En 1977 conseguimos reconstruir una estrategia internacional. Si bien en Europa se había vuelto imposible trabajar, en otras zonas geográficas si existía una situación mucho más favorable. En dos en zonas geográficas en concreto disponíamos de muy buenos contacto. Uno era en Iberoamérica en donde amigos nuestros, miembros de algunas de las redes que hemos definido, estaban en el poder o próximos al poder en Chile, Argentina, Brasil, Bolivia, varios países centroamericanos, Uruguay y Venezuela. Así mismo en África había cuajado otra red formada en torno a un ex diputado del parlamento portugués como representante de las colonias, de raza negra, Antonio Batica, había constituido en torno suya a la Organización África Libre que agrupaba a guerrillas anticomunistas del continente africano, entre otras a la Unión Nacional para la Independencia Total de Angola (UNITA) o a los llamados Soldados de la Oposición Argelina. Esta red, a su vez, había colaborado con otra que funcionaba desde Lisboa, la agencia de prensa Aginter-Press formada por franceses exiliados de Argelia. Tras la Revolución de los Claveles, los miembros de Aginter-Press pasaron a Madrid y con ellos hubo oportunidad de colaborar en la constitución del Ejército de Liberación de Portugal, entre cuyos miembros fundadores, por lo demás, se encontraba un miembro de la redacción de Confidentiel. Algunos miembros del grupo internacional permencieron durante algunos meses en Angola instruyendo y colaborando con las guerrillas de UNITA en el cerco de Lobito y en la lucha contra los cubanos y alemanes del Este que apoyaban a la guerrilla procomunista del MPLA.

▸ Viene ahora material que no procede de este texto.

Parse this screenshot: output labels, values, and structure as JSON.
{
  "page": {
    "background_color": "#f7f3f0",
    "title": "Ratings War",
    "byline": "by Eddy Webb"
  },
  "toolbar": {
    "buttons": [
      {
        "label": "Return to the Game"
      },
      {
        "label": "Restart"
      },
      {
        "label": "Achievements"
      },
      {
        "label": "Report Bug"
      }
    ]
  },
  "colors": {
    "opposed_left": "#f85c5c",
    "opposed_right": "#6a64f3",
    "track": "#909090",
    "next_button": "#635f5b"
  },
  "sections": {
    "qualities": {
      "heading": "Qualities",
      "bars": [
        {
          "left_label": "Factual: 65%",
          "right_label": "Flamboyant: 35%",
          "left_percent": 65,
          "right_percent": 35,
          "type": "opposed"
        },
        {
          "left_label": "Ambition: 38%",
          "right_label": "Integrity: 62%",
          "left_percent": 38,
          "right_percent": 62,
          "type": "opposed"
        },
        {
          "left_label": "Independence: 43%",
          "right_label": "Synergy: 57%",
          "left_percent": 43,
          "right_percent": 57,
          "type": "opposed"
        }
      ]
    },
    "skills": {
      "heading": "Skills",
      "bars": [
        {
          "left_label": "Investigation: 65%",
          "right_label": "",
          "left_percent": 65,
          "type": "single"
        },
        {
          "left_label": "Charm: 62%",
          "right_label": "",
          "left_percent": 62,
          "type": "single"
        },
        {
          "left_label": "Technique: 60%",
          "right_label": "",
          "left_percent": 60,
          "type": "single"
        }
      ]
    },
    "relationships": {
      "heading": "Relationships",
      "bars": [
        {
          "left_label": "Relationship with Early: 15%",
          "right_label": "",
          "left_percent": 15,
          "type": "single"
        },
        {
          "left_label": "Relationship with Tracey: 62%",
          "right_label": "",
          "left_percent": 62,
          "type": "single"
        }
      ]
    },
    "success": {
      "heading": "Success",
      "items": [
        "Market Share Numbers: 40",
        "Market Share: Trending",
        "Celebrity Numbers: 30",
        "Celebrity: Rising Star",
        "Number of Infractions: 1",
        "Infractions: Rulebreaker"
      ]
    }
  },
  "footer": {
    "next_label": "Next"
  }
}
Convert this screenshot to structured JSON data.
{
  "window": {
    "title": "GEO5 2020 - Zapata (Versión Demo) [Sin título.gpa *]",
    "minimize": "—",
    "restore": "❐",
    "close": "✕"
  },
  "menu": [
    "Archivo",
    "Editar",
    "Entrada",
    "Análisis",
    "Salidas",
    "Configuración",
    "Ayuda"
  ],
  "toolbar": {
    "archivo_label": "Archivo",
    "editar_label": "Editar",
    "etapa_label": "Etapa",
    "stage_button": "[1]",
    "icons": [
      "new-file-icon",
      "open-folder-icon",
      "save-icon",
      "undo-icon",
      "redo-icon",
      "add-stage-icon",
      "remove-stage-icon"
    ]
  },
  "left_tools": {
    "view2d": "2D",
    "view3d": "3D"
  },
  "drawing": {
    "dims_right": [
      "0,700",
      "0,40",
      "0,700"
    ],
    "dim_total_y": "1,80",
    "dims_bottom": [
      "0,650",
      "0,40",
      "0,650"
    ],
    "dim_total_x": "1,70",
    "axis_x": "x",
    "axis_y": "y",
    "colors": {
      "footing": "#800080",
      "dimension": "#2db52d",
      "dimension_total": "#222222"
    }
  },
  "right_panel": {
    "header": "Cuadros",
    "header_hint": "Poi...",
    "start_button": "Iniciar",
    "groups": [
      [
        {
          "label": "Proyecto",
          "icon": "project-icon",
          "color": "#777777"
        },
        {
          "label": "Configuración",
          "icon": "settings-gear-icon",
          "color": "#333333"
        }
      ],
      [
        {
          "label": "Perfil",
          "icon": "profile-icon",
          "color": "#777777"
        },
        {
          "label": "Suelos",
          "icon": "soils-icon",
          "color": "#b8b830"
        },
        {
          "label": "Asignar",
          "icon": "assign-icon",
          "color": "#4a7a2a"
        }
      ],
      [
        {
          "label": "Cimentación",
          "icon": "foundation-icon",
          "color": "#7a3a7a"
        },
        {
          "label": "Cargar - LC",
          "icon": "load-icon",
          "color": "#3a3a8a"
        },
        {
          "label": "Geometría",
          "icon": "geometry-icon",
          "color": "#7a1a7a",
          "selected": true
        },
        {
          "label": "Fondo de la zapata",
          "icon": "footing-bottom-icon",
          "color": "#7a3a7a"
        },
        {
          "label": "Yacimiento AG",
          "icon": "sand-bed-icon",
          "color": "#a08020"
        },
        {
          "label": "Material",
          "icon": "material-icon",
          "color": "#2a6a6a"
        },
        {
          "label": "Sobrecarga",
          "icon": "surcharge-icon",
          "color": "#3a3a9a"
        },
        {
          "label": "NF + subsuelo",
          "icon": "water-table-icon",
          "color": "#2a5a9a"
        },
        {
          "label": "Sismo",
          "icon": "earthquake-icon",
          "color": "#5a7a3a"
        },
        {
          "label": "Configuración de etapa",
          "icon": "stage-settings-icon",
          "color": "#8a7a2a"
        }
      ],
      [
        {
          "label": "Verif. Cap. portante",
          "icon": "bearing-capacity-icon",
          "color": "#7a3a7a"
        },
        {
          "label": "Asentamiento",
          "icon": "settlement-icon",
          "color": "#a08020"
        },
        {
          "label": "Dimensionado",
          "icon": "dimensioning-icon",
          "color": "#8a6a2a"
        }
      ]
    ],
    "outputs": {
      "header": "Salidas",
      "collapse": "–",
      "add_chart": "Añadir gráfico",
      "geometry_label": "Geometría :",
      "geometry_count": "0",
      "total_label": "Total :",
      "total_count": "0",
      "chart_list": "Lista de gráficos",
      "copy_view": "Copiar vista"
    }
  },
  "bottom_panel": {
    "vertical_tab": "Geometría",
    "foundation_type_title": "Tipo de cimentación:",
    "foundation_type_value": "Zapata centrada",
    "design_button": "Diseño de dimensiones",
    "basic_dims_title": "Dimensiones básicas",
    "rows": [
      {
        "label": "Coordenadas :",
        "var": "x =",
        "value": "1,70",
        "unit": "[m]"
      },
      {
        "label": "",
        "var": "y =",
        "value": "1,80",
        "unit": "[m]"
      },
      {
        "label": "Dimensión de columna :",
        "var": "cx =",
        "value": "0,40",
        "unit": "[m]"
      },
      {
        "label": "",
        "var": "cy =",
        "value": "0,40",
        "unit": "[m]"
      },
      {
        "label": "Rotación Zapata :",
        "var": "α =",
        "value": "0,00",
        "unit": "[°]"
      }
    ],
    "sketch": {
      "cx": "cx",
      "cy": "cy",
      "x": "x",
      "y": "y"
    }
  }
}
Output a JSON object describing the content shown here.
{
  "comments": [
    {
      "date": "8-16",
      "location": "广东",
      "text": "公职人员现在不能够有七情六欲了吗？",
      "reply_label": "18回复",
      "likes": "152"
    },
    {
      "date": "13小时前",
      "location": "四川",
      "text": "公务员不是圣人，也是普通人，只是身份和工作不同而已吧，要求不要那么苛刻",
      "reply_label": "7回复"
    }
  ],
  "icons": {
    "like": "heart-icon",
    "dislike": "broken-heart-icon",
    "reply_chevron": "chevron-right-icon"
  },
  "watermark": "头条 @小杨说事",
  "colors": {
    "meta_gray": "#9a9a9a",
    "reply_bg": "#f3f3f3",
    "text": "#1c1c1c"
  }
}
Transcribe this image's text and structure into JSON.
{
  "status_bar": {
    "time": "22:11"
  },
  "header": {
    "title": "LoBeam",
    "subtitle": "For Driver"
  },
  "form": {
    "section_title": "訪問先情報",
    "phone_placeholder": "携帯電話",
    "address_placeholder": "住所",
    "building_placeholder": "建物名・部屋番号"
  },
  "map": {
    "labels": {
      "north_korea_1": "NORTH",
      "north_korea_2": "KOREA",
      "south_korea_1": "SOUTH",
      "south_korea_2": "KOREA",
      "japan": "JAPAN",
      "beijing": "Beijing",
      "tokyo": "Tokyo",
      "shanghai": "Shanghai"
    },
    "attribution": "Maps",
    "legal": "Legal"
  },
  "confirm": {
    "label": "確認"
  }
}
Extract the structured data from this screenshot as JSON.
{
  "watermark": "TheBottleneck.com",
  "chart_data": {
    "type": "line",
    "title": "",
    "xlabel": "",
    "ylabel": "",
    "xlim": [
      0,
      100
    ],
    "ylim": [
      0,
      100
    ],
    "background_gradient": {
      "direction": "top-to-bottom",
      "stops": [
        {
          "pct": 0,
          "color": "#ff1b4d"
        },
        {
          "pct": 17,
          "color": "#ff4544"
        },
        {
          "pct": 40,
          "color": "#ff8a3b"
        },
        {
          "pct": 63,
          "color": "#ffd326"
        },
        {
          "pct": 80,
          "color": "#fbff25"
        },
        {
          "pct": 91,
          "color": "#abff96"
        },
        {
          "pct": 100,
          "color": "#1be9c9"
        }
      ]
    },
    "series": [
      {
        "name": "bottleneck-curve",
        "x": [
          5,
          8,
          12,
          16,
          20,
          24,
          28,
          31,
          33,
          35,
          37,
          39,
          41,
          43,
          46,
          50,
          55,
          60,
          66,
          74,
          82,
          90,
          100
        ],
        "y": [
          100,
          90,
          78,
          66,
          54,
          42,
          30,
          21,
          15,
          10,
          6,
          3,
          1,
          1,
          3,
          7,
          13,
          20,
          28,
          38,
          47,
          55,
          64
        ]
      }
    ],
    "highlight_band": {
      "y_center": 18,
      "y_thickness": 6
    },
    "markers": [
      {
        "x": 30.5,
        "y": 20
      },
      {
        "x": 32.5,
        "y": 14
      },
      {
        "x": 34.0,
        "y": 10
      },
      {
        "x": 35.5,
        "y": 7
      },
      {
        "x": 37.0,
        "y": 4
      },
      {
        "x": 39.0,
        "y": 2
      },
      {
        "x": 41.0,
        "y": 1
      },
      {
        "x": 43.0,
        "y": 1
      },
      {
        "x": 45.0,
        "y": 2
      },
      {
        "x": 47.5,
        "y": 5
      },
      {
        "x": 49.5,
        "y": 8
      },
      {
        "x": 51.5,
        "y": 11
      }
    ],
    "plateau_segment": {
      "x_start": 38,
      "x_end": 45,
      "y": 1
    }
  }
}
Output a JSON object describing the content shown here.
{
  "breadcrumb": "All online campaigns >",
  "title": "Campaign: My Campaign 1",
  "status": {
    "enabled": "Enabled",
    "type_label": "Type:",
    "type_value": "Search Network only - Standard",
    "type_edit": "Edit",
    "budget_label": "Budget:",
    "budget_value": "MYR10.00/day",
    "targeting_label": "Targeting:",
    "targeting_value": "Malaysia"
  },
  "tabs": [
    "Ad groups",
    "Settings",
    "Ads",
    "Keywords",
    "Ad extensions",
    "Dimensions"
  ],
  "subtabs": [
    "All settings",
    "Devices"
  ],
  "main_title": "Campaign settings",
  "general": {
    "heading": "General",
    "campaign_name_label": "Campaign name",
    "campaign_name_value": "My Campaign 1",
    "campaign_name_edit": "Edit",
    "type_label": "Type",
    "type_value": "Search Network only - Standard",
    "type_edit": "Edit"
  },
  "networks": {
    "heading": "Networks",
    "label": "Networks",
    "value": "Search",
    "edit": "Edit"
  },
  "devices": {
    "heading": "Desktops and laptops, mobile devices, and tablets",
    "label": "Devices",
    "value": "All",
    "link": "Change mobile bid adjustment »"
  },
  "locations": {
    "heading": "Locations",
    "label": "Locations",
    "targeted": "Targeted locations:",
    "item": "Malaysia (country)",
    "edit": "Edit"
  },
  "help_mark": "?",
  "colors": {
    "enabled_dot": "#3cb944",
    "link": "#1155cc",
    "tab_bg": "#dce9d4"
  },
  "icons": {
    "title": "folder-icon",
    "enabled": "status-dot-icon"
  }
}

Este cuadro de contactos en Iberoamérica y África, eran suficientes como para poder establecer una estrategia internacional. Se trataba de mantenerse a la defensiva en Europa, mejorando posiciones en Iberoamérica y África de tal manera que estuviéramos en condiciones de establecer “santuarios” en estas zonas y, al mismo tiempo, las bases para generar los medios económicos que nos permitirían más adelante “retornar a Europa”.

En función de esa estrategia fue por lo que intervenimos directamente en algunos países iberoamericanos, centroamericanos y africanos entre 1975 y 1985.

Cuando salté por la ventana an junio de 1980, lo que tenía en mente era integrarme directamente en estas redes en las que confiaba mucho más que en el destino de la ultraderecha española.